- Dahejia Dahejia
- Coordinates: 35°50′10″N 102°45′30″E﻿ / ﻿35.83611°N 102.75833°E
- Country: China
- Province: Gansu
- Prefecture-level City: Linxia
- County: Jishishan

Area
- • Total: 52.72 km^{2} (20.36 sq mi)

Population (2008)
- • Total: 28,016

= Dahejia =

Dahejia Town (大河家镇) is a town under Jishishan County, in Linxia, Gansu. It is located on the south bank of the Yellow River, bordering Qinghai province on what can be considered the boundary between the Loess Plateau and the Tibetan Plateau.

== History ==
The area around Dahejia has been inhabited since 5,000 years ago by the Majiayao culture.

The town has long been the site of the Linjin ferry, an important ferry crossing in the upper reaches of the Yellow River. This also established the town as a trading base on the Silk Road and a military chokepoint. It was a marketplace for tea and horses.

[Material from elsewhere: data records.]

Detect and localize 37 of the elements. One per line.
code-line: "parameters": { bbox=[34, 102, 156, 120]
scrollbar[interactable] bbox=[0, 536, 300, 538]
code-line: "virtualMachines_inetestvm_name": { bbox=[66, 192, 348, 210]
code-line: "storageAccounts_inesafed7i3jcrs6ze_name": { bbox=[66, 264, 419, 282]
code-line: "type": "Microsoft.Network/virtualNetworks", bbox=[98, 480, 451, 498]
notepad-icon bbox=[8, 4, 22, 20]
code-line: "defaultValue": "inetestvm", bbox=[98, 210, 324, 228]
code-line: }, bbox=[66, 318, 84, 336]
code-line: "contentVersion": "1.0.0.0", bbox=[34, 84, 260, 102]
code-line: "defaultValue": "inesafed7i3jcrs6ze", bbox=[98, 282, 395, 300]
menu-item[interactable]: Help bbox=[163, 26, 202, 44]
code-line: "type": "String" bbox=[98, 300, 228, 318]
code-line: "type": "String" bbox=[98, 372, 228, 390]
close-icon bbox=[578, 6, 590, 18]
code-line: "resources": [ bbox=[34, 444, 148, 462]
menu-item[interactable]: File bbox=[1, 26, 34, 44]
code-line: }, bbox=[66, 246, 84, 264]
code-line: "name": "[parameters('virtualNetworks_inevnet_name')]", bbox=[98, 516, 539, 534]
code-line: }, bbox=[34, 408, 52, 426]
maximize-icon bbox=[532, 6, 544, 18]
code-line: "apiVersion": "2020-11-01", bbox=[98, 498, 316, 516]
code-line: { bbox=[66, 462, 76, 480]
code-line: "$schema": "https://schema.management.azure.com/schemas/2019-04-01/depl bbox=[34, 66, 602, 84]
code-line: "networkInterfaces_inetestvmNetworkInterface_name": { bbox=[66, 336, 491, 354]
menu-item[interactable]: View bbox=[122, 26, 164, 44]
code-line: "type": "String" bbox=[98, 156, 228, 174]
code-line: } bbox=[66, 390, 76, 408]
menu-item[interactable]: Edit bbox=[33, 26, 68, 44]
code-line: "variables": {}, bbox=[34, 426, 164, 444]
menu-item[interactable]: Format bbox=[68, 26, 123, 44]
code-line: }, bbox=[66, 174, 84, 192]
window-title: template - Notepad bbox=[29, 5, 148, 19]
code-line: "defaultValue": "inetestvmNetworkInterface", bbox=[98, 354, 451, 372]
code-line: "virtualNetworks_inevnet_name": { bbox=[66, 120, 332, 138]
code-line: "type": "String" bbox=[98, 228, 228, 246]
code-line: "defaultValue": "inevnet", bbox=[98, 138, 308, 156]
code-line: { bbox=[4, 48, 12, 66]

In 1988 a 161 meter long bridge opened, replacing the ferry. A second bridge was built in 2019.

Dahejia town was merged from the former Dahejia township and Shibaozi township.

Dahejia was one of the most severely hit areas by the 2023 Jishishan earthquake, recording 78 deaths and over 5,200 homes becoming inhabitable

== Demographics ==
In 1996, the population was 12,000, of which 42% are Bonan, 31% are Hui, and 7% are Salar people.

==Culture==
The Bonan minority are known for their saber-crafting.

The Jishi Gorge outburst flood, on which the Great Flood myth was probably based, took place near Dahejia.